History of Art students may be interested in ‘The Body Extended’ exhibition currently showing at the Henry Moore Institute.
Comprised of a series of sculptural pieces, the exhibition concerns itself with distortions, reconfigurations and morphings of the human form in the face of military casualties. The implicit debate underlying this series of broken bodies: to what degree is personhood fashioned by physical identity? How far can a human figure be altered before it ceases to be itself? And can it ever be restored?
To be physically bludgeoned, the exhibition collectively suggests, is to be psychologically and socially bludgeoned – where men have been physically diminished, hewn or truncated by modern warfare, rendered mere approximations of their former selves, their concept of self cannot help but be similarly blown to smithereens.

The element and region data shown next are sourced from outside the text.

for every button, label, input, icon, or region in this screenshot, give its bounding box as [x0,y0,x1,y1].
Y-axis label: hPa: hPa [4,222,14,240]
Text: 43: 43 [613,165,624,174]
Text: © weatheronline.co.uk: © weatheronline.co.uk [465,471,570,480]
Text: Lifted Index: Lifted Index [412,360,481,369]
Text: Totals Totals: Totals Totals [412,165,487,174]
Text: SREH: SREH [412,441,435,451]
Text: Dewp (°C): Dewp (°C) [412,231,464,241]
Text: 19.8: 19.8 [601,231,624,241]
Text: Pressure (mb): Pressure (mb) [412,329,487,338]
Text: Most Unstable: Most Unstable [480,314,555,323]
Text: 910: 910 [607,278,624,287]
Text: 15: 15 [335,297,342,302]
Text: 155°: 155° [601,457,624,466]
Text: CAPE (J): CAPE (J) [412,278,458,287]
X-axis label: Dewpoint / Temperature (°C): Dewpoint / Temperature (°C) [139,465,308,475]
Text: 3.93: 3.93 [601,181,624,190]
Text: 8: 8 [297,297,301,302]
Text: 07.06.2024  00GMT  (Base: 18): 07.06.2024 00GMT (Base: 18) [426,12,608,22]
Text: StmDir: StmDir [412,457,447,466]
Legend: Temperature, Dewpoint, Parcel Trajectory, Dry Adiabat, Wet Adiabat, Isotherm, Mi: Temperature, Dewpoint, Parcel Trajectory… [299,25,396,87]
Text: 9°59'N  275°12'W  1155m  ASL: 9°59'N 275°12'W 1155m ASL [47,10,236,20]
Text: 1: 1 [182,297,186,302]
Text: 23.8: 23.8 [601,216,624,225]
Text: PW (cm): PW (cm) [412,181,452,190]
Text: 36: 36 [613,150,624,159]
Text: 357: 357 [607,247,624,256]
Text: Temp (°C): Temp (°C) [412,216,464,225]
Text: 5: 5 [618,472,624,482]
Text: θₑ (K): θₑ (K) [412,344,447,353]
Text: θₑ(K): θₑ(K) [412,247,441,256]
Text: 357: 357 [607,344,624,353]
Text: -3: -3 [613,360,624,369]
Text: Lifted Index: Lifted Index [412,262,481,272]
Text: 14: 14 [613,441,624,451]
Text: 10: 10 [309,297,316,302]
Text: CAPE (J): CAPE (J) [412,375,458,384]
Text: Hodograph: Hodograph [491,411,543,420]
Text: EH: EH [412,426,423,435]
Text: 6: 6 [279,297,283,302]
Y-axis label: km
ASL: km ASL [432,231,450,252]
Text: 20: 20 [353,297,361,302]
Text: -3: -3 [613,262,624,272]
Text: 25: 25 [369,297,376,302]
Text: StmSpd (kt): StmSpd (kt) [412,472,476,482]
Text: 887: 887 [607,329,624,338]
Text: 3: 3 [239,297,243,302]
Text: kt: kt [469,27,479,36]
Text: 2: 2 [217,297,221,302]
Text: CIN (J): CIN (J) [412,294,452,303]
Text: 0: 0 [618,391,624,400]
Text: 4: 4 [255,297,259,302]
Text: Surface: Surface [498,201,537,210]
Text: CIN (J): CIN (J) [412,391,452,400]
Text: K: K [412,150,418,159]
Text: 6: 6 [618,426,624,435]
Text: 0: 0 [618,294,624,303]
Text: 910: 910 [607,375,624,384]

Attempts to resolve this identity crisis often serve only to trigger another; to seek relief in false appendages and prosthetics is, for Fritz Lang’s Metropolis, to become part of a larger, industrialised body and to drive the idiosyncrasies of human identity into the remoteness of mechanised abstraction. Hence why Epstein’s Torso in Metal resembles more a suit of armour than its flesh-and-blood human analogue – where metal is soldered to man, such body modifications yield only anthropomorphic robots, one in a long production line of endlessly refined prototypes.